Some are positive, some give pause for thought, but all are insightful. A few indicators offer insight into what to expect from H2 2024 and perhaps even the job market in 2025.
First and foremost, where have he we seen hiring trends increase/decrease at varying levels? overall hiring and new vacancies in 2024 remained about stagnant with levels of 2023 and some way off the pace set by 2022.
At the CFO level and the CFO-1 level (Finance Director) there was a 4% increase in new mandates from the same period in 2023 but this is still nearly 40% behind the rates we saw in the same period of 2022.
What we have seen though is a more steady increase in senior management hires as CFOs look to ensure that if they can’t grow their teams at any pace, they need to ensure that the senior leadership is steadfast and performing.
We have noticed a particular need in the senior commercial finance space for Directors of Finance Business Partnering and Heads of FP&A, the demand for these roles has gone up 22%.
We have also noticed that fund finance roles at the more senior level have
remained robust. We saw an 8% increase in mandates for Fund Controllers.
The trend we have seen in increased need at the senior management level is often a good precursor to what we will see at the CFO level, so it’s fair to say we will likely see an increased demand at the CFO and FD level in H2 of this year and more likely and more noticeable increase throughout 2025.
This should combine well with a return to privateequity deal activity and the two things aren’t mutually exclusive.

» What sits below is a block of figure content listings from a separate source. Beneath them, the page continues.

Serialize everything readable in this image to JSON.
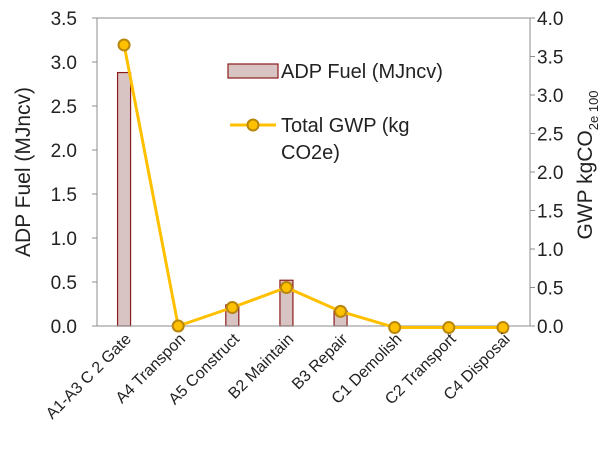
{
  "chart_data": {
    "type": "bar",
    "categories": [
      "A1-A3 C 2 Gate",
      "A4 Transpon",
      "A5 Construct",
      "B2 Maintain",
      "B3 Repair",
      "C1 Demolish",
      "C2 Transport",
      "C4 Disposai"
    ],
    "series": [
      {
        "name": "ADP Fuel (MJncv)",
        "type": "bar",
        "axis": "left",
        "color": "#d9c4c4",
        "stroke": "#8b1a1a",
        "values": [
          2.88,
          0.0,
          0.24,
          0.52,
          0.17,
          0.0,
          0.0,
          0.0
        ]
      },
      {
        "name": "Total GWP (kg CO2e)",
        "type": "line",
        "axis": "right",
        "color": "#ffc000",
        "marker_fill": "#ffc000",
        "marker_stroke": "#b8860b",
        "values": [
          3.65,
          0.0,
          0.24,
          0.5,
          0.19,
          -0.02,
          -0.02,
          -0.02
        ]
      }
    ],
    "ylabel": "ADP Fuel (MJncv)",
    "ylabel_right_main": "GWP kgCO",
    "ylabel_right_sub": "2e 100",
    "ylim": [
      0,
      3.5
    ],
    "ylim_right": [
      0,
      4.0
    ],
    "yticks": [
      "0.0",
      "0.5",
      "1.0",
      "1.5",
      "2.0",
      "2.5",
      "3.0",
      "3.5"
    ],
    "yticks_right": [
      "0.0",
      "0.5",
      "1.0",
      "1.5",
      "2.0",
      "2.5",
      "3.0",
      "3.5",
      "4.0"
    ],
    "legend_entries": [
      "ADP Fuel (MJncv)",
      "Total GWP (kg",
      "CO2e)"
    ],
    "legend_position": "top-right",
    "grid": false
  }
}
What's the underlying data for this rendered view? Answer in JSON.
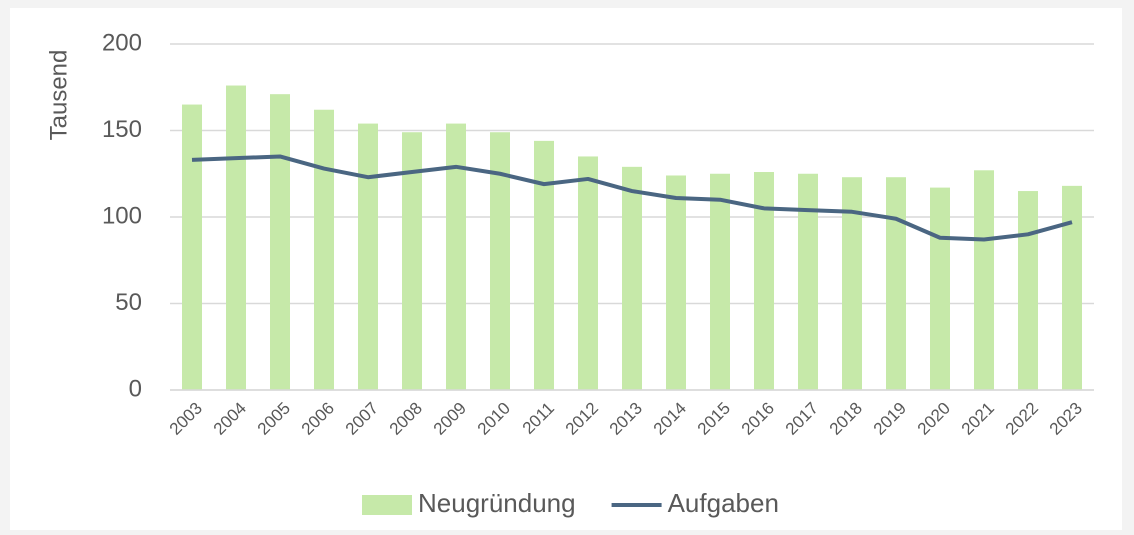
{
  "chart_data": {
    "type": "combo",
    "y_label": "Tausend",
    "categories": [
      "2003",
      "2004",
      "2005",
      "2006",
      "2007",
      "2008",
      "2009",
      "2010",
      "2011",
      "2012",
      "2013",
      "2014",
      "2015",
      "2016",
      "2017",
      "2018",
      "2019",
      "2020",
      "2021",
      "2022",
      "2023"
    ],
    "series": [
      {
        "name": "Neugründung",
        "type": "bar",
        "color": "#c6e9a9",
        "values": [
          165,
          176,
          171,
          162,
          154,
          149,
          154,
          149,
          144,
          135,
          129,
          124,
          125,
          126,
          125,
          123,
          123,
          117,
          127,
          115,
          118
        ]
      },
      {
        "name": "Aufgaben",
        "type": "line",
        "color": "#4a6682",
        "values": [
          133,
          134,
          135,
          128,
          123,
          126,
          129,
          125,
          119,
          122,
          115,
          111,
          110,
          105,
          104,
          103,
          99,
          88,
          87,
          90,
          97
        ]
      }
    ],
    "ylim": [
      0,
      200
    ],
    "yticks": [
      0,
      50,
      100,
      150,
      200
    ],
    "grid": true,
    "legend": "bottom"
  }
}
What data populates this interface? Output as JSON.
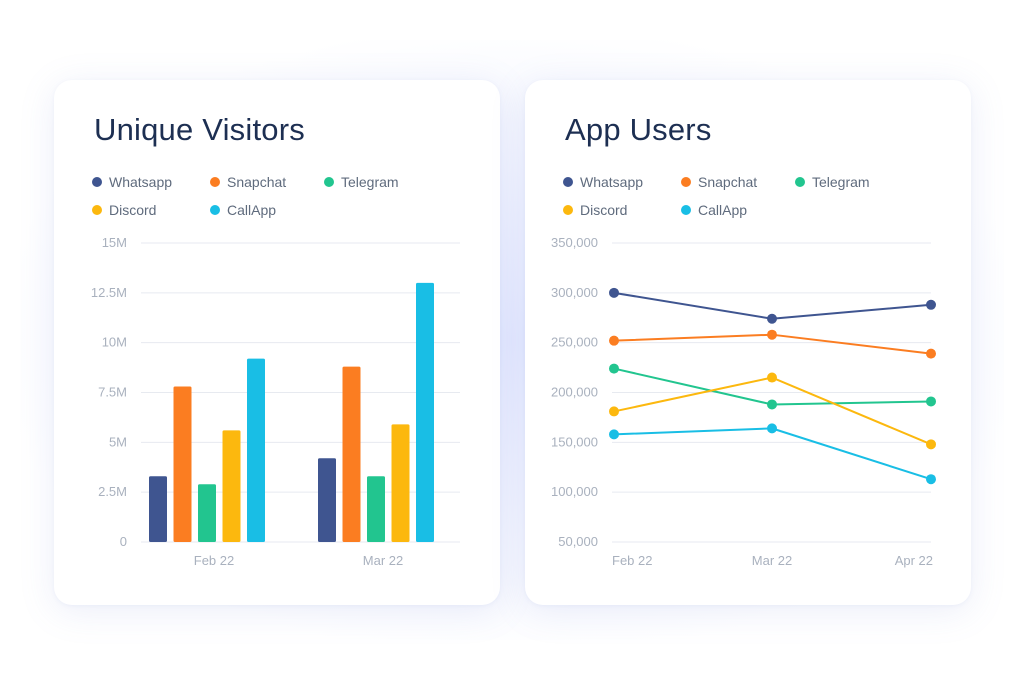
{
  "chart_data": [
    {
      "type": "bar",
      "title": "Unique Visitors",
      "categories": [
        "Feb 22",
        "Mar 22"
      ],
      "ylim": [
        0,
        15
      ],
      "y_ticks": [
        "0",
        "2.5M",
        "5M",
        "7.5M",
        "10M",
        "12.5M",
        "15M"
      ],
      "y_tick_values": [
        0,
        2.5,
        5,
        7.5,
        10,
        12.5,
        15
      ],
      "grid": true,
      "legend_position": "top",
      "series": [
        {
          "name": "Whatsapp",
          "color": "#3f5590",
          "values": [
            3.3,
            4.2
          ]
        },
        {
          "name": "Snapchat",
          "color": "#fb7d21",
          "values": [
            7.8,
            8.8
          ]
        },
        {
          "name": "Telegram",
          "color": "#22c58f",
          "values": [
            2.9,
            3.3
          ]
        },
        {
          "name": "Discord",
          "color": "#fcb80e",
          "values": [
            5.6,
            5.9
          ]
        },
        {
          "name": "CallApp",
          "color": "#19bee5",
          "values": [
            9.2,
            13.0
          ]
        }
      ]
    },
    {
      "type": "line",
      "title": "App Users",
      "categories": [
        "Feb 22",
        "Mar 22",
        "Apr 22"
      ],
      "ylim": [
        50000,
        350000
      ],
      "y_ticks": [
        "50,000",
        "100,000",
        "150,000",
        "200,000",
        "250,000",
        "300,000",
        "350,000"
      ],
      "y_tick_values": [
        50000,
        100000,
        150000,
        200000,
        250000,
        300000,
        350000
      ],
      "grid": true,
      "legend_position": "top",
      "series": [
        {
          "name": "Whatsapp",
          "color": "#3f5590",
          "values": [
            300000,
            274000,
            288000
          ]
        },
        {
          "name": "Snapchat",
          "color": "#fb7d21",
          "values": [
            252000,
            258000,
            239000
          ]
        },
        {
          "name": "Telegram",
          "color": "#22c58f",
          "values": [
            224000,
            188000,
            191000
          ]
        },
        {
          "name": "Discord",
          "color": "#fcb80e",
          "values": [
            181000,
            215000,
            148000
          ]
        },
        {
          "name": "CallApp",
          "color": "#19bee5",
          "values": [
            158000,
            164000,
            113000
          ]
        }
      ]
    }
  ]
}
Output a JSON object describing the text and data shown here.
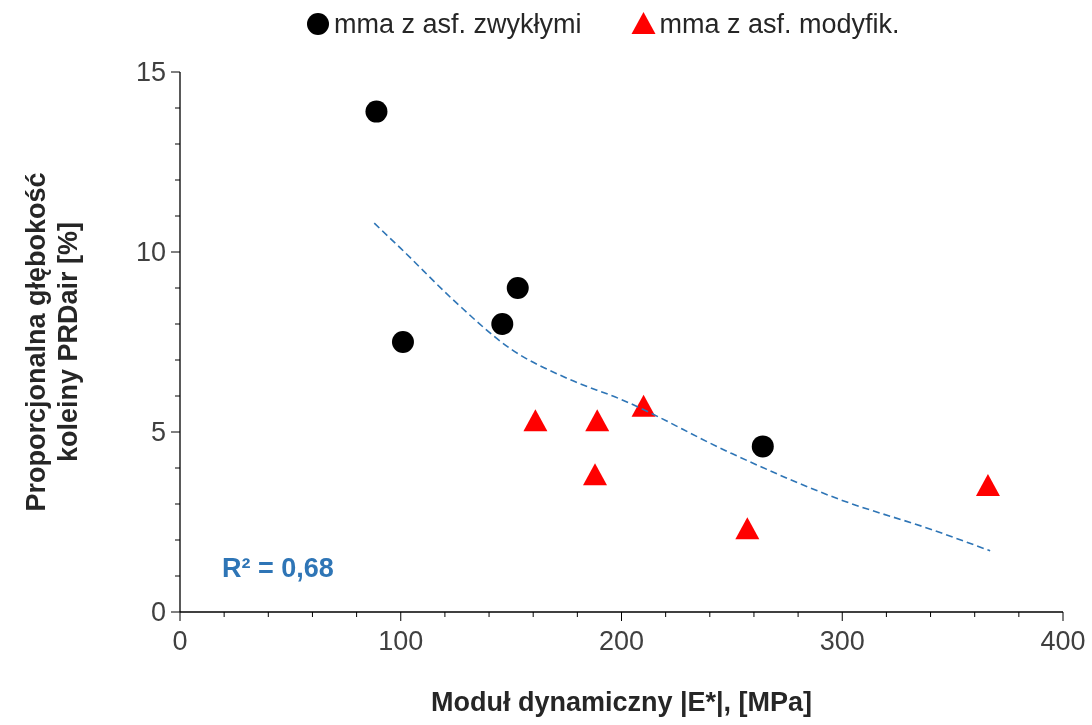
{
  "chart_data": {
    "type": "scatter",
    "xlabel": "Moduł dynamiczny |E*|, [MPa]",
    "ylabel": "Proporcjonalna głębokość\nkoleiny PRDair [%]",
    "xlim": [
      0,
      400
    ],
    "xticks": [
      0,
      100,
      200,
      300,
      400
    ],
    "ylim": [
      0,
      15
    ],
    "yticks": [
      0,
      5,
      10,
      15
    ],
    "grid": false,
    "legend": "top",
    "series": [
      {
        "name": "mma z asf. zwykłymi",
        "color": "#000000",
        "marker": "circle",
        "x": [
          89,
          101,
          146,
          153,
          264
        ],
        "values": [
          13.9,
          7.5,
          8.0,
          9.0,
          4.6
        ]
      },
      {
        "name": "mma z asf. modyfik.",
        "color": "#ff0000",
        "marker": "triangle",
        "x": [
          161,
          188,
          189,
          210,
          257,
          366
        ],
        "values": [
          5.3,
          3.8,
          5.3,
          5.7,
          2.3,
          3.5
        ]
      },
      {
        "type": "line",
        "color": "#2e75b6",
        "line_style": "dashed",
        "marker": "none",
        "x": [
          88,
          100,
          125,
          150,
          175,
          200,
          250,
          300,
          340,
          367
        ],
        "values": [
          10.8,
          10.1,
          8.6,
          7.3,
          6.5,
          5.9,
          4.4,
          3.1,
          2.3,
          1.7
        ]
      }
    ],
    "annotations": [
      "R² = 0,68"
    ]
  }
}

The trends coming out of conversations with CFOs at PE and VC funds is that there are liquid funds ready to be deployed but companies are waiting for what they feel is the right time. Continuing uncertainty around interest rates has delayed a return to deal activity but investors are becoming increasingly impatient to know what is being done with the funds they have committed
to these funds. The whole employment market will benefit from this return to PE/VC activity as when acquisitions are made, there will inevitably be reshuffles
within finance in the portfolio companies. This will stimulate the wider market as companies will need and want to replace the talent that has been attracted to
these PortCos. All of the preconditions seem to be in place for a return to deal activity, all that’s needed now is the spark. This tends to come in the form of deals being announced by some of the big PE houses which is a catalyst for other PE firms feeling they may get good value for balance sheets at the moment, so the time is right to strike.
In terms of specific industries within the funds space there are a few interesting trends we have seen. One of the more concerning statistics is from the VC space, where hiring in finance across all levels and disciplines has been down by nearly 40% even from 2023. We have also seen reduced hiring in infrastructure which is down 8% from 2023.
Private equity hiring remains mostly stagnant. Large and small PE firms have reduced hiring in finance, while midsize firms have slightly increased hiring to balance this. Credit funds have increased hiring significantly, which is surprising.
We have seen a 20% increase in hiring for fund finance at the Fund Controller and Manager level across credit, debt,
direct lending focused funds.
If we are correct to predict that we will see an increase in hiring at the CFO level what will be interesting to see is exactly what sort of CFOs are in demand.
Companies recognise the importance of hiring a strong CFO, though the role varies by firm. CFOs with capital markets experience and skills in raising debt and equity are in high demand. Likewise, there is a need for CFOs who excel in building and maintaining control functions. Additionally, CFOs who can manage controls while acting as strategic partners to CEOs, COOs, and founders are especially sought after by smaller and boutique firms.